The volumetric expansion index of steel is
$$ \text{ $9*10^{-6}$ - per 1°C – for regular steels; $16*10^{− 6} $ per 1°C – for low-alloyed steels.}$$ Let the length and radius of the steel rod be
- $L$ = length
- $R$ = radius
The volume of the rod will try to increase by the amount of $$\Delta V=9*10^{-6}*200=0.0002$$ Because the rod can expand only axially the length $L$ has to increase.
$$L_\text{final}=L_\text{initial}*1.0002$$ And it will undergo compressive lateral stress proportional to strain it would experience if free to expand radially!

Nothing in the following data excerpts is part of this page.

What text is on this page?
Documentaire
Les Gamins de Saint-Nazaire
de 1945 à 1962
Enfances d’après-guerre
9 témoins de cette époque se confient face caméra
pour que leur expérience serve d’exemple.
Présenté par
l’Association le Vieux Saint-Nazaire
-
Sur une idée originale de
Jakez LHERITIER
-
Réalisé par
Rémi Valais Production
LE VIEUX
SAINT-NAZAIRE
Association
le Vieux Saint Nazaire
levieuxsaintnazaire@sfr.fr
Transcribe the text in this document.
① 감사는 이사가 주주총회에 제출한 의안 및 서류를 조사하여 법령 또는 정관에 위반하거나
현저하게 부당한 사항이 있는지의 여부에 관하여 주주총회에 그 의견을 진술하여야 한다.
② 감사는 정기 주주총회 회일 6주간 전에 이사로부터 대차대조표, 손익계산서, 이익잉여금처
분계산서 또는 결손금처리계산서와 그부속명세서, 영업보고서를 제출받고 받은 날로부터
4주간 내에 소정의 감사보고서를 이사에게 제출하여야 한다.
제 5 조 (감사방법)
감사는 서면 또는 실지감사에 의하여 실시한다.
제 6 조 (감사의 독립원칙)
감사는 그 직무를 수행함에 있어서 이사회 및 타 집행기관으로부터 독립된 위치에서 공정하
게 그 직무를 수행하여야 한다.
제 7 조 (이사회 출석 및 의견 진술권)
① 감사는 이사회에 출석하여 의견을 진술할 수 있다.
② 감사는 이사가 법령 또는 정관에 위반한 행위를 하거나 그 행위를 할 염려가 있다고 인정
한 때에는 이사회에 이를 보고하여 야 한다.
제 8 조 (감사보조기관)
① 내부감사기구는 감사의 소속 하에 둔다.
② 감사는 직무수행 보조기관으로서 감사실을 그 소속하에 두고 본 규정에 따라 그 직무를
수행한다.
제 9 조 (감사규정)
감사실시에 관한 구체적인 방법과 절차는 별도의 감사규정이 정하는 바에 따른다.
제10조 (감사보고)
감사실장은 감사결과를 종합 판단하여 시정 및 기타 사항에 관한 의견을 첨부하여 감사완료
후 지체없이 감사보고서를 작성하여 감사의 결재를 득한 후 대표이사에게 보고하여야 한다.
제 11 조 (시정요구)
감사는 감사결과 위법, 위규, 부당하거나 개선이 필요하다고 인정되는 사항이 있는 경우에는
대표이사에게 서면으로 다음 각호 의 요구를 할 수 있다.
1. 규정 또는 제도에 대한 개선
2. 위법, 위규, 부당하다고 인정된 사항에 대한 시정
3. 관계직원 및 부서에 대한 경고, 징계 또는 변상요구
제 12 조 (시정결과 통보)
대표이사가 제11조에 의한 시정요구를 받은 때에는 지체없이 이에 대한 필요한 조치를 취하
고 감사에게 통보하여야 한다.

In reality the rod will expand the cylinder proprtional to their bulk modulus of elasticty. The bar will elongate a bit less and will expand laterally a bit.
If we close the top of the hole immediately after inserting the rod, and assuming a rigid confined hole, the rod will undergo complex 3d stresses related to its bulk modulus of elasticity, which for steel is 156-165 GPa.
Every material can stretch or compress, even steel. The equations used to predict how tightly the rod would be squeezed in the hole are the same equations that would apply if the hulk stuck his fingers in the hole, stretched it out like a rubber band and placed it around the rod. Or, more realistically, if there was a taper and you hammered the rod in.
All of these scenarios are called interference fits, since if the steel were to relax into it's natrual shape, the parts would interfere with each other.